O debate sobre o que fazer com pessoas que cometem crimes passa por uma discussão moral, pois é baseada nos seus padrões morais que a sociedade condena ou preconiza formas de punição. A sociedade que precisa a toda hora controlar e punir é uma sociedade doente e, nesse sentido, a redução da idade para a maioridade penal seria uma confissão de derrota: como não sabemos educar os jovens, somente nos resta puni-los. E é tão mais fácil punir do que educar... As ponderações são do professor Yves de La Taille, coordenador de pesquisas sobre desenvolvimento moral no Instituto de Psicologia da USP, acerca do tema que ganhou destaque depois do assassinato dos adolescentes Liana Friedenbach e Felipe Silva Caffé, no início de novembro, em Embu-Guaçu, na Grande São Paulo.

A redução da idade para a maioridade penal vem suscitando opiniões divergentes dentro das mais diversas instituições e camadas sociais.
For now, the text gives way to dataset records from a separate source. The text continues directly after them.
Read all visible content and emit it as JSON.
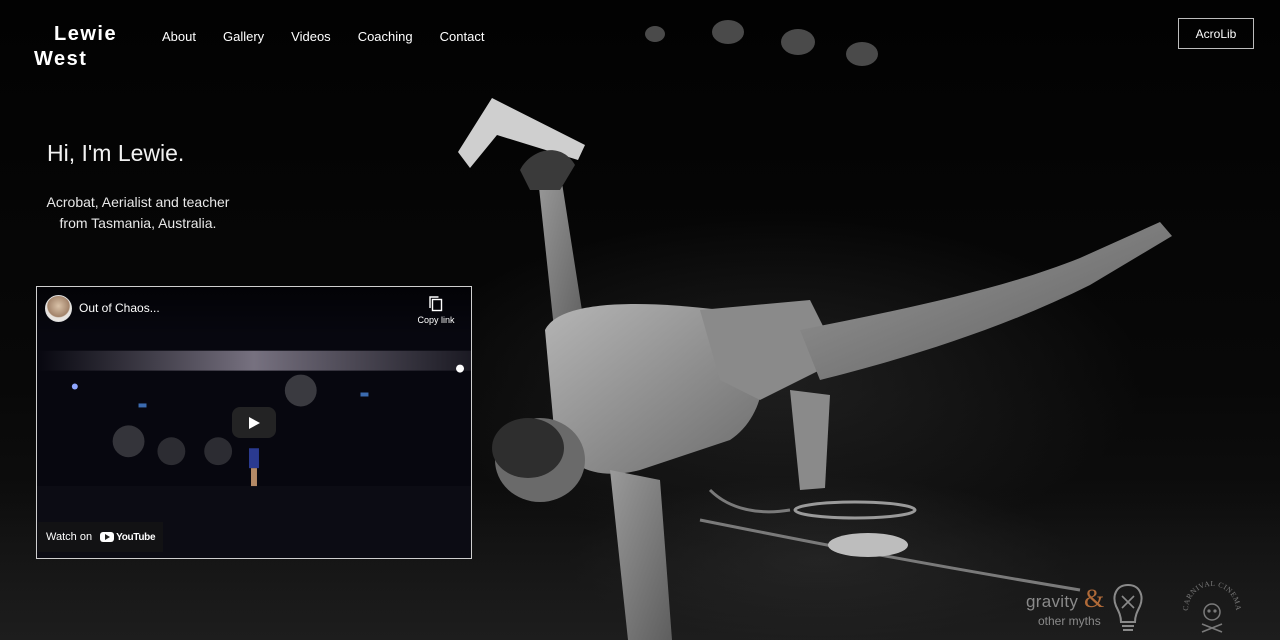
{
  "header": {
    "logo_line1": "Lewie",
    "logo_line2": "West",
    "nav": [
      "About",
      "Gallery",
      "Videos",
      "Coaching",
      "Contact"
    ],
    "cta_label": "AcroLib"
  },
  "hero": {
    "title": "Hi, I'm Lewie.",
    "subtitle": "Acrobat, Aerialist and teacher from Tasmania, Australia."
  },
  "video": {
    "title": "Out of Chaos...",
    "copy_link_label": "Copy link",
    "watch_on_label": "Watch on",
    "youtube_label": "YouTube"
  },
  "sponsors": {
    "gravity_word": "gravity",
    "gravity_amp": "&",
    "gravity_sub": "other myths",
    "carnival_label": "CARNIVAL CINEMA"
  },
  "icons": [
    "copy-icon",
    "play-icon",
    "youtube-logo-icon",
    "lightbulb-icon",
    "skull-icon"
  ],
  "colors": {
    "background": "#050505",
    "text": "#ffffff",
    "button_border": "#bdbdbd",
    "gravity_amp": "#b06a38"
  }
}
O presidente Luiz Inácio Lula da Silva já se posicionou contra a medida, da mesma maneira que o ministro da Justiça, Márcio Thomaz Bastos. Na Igreja Católica, que tende a emitir opiniões consensuais em casos assim, o cardeal de Aparecida do Norte, dom Aloísio Lorscheider, chegou a defender imputação de pena para menores de 18 anos de idade, enquanto o presidente da Conferência Nacional dos Bispos do Brasil (CNBB) manifestou-se contrário a essa posição.

Segundo pesquisa da Ordem dos Advogados do Brasil (OAB), realizada em 16 Estados, 89% dos brasileiros acreditam que a medida pode funcionar como ação mitigadora da violência. O pai de Liana, o advogado Ari Friedenbach, pretende colher 2 milhões de assinaturas para promover a realização de um plebiscito sobre a questão da maioridade penal. “Não acho que tem de haver limite de idade para uma pessoa pagar por crimes hediondos. É preciso parar com esse discurso de medidas socioeducativas. Não existe educação sem repressão. Não se pode dizer que todos os males da nação se devem à exclusão social”, disse Friedenbach ao Jornal da USP.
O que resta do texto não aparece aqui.